La durée pendant laquelle le feu est resté violent démontre un potentiel calorifique important, la présence de deux cours intérieures ayant accéléré le phénomène de convection. Le bâtiment est essentiellement constitué des câbles et accessoires électriques et des planchers en double couche de bois. 17 000 serveurs sont accumulés dans ce bâtiment. Le pouvoir fumigène est par ailleurs énorme.
Pas de système d’extinction automatique
Il n’y a pas dans ce bâtiment – tout comme dans les autres – de système fixe d’extinction automatique (il n’existait aucune obligation légale pour ce type d’activité).

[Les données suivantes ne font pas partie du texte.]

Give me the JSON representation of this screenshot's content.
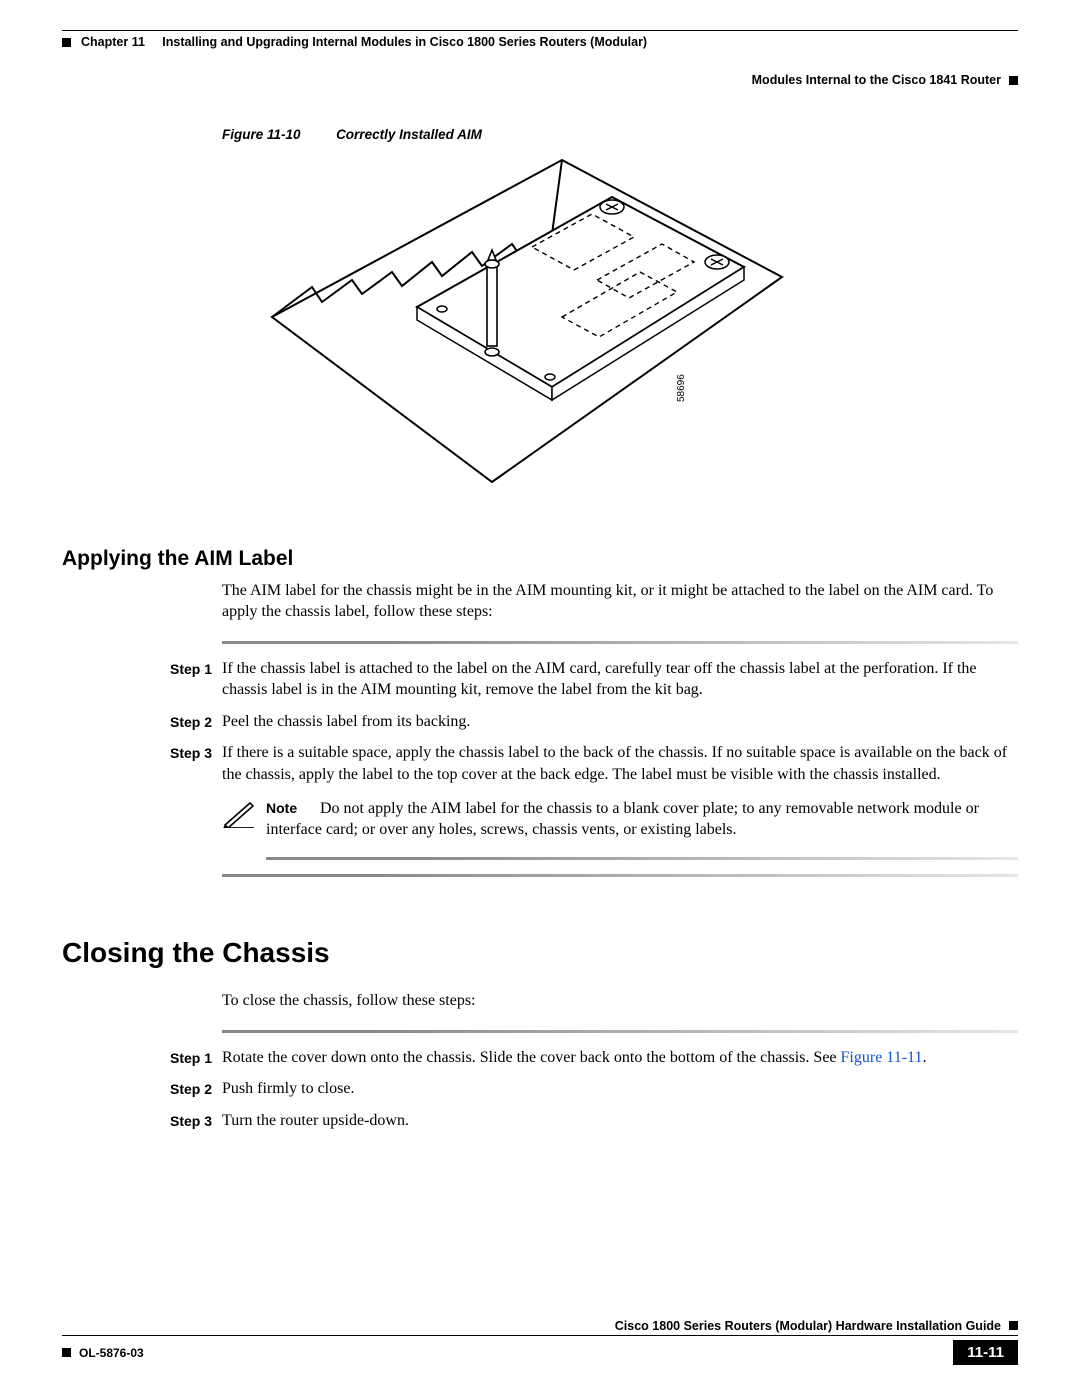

Si les locaux abritant les serveurs n’étaient pas protégés par une extinction automatique, les locaux techniques, source principale de risque, auraient dû l’être. Cela aurait permis de contenir le sinistre dans l’attente de l’intervention des sapeurs-pompiers, une fois le courant coupé.
Par ailleurs, leur positionnement au rez-de-chaussée du bâtiment et l’absence de compartimentage vis à vis des locaux serveurs situés juste au-dessus (plancher bois et de probables traversées de gaines les reliant à ces locaux), représentaient un risque de propagation rapide vers ces derniers ; un plancher présentant un degré coupe-feu 2 heures aurait permis de maîtriser ce risque de propagation.
Éloigner les locaux techniques à l’extérieur
La meilleure configuration consiste, comme OVH l’a réalisée dans son dernier data center, à déporter les locaux techniques, essentiellement dédiés à la pérennité de l’alimentation électrique indispensable aux serveurs, à l’extérieur du bâtiment.
Compartimenter est la première mesure efficace, sous réserve que les faisceaux de câbles traversant murs et planchers soient soigneusement isolés.
Le dernier facteur aggravant est le temps nécessaire au distributeur de courant pour isoler l’établissement, une heure durant laquelle l’attaque du feu ne pourra être effectuée.
La réactivité d’OVH
Créée en 1999 par Octave Klaba, OVHcloud est présenté par les médias spécialisés comme « un fleuron de la Tech française », là où Chinois et Américains se partagent le marché. Conséquences de ce succès, 70 000 clients, 12 000 services ont été impactés à la suite de ce sinistre.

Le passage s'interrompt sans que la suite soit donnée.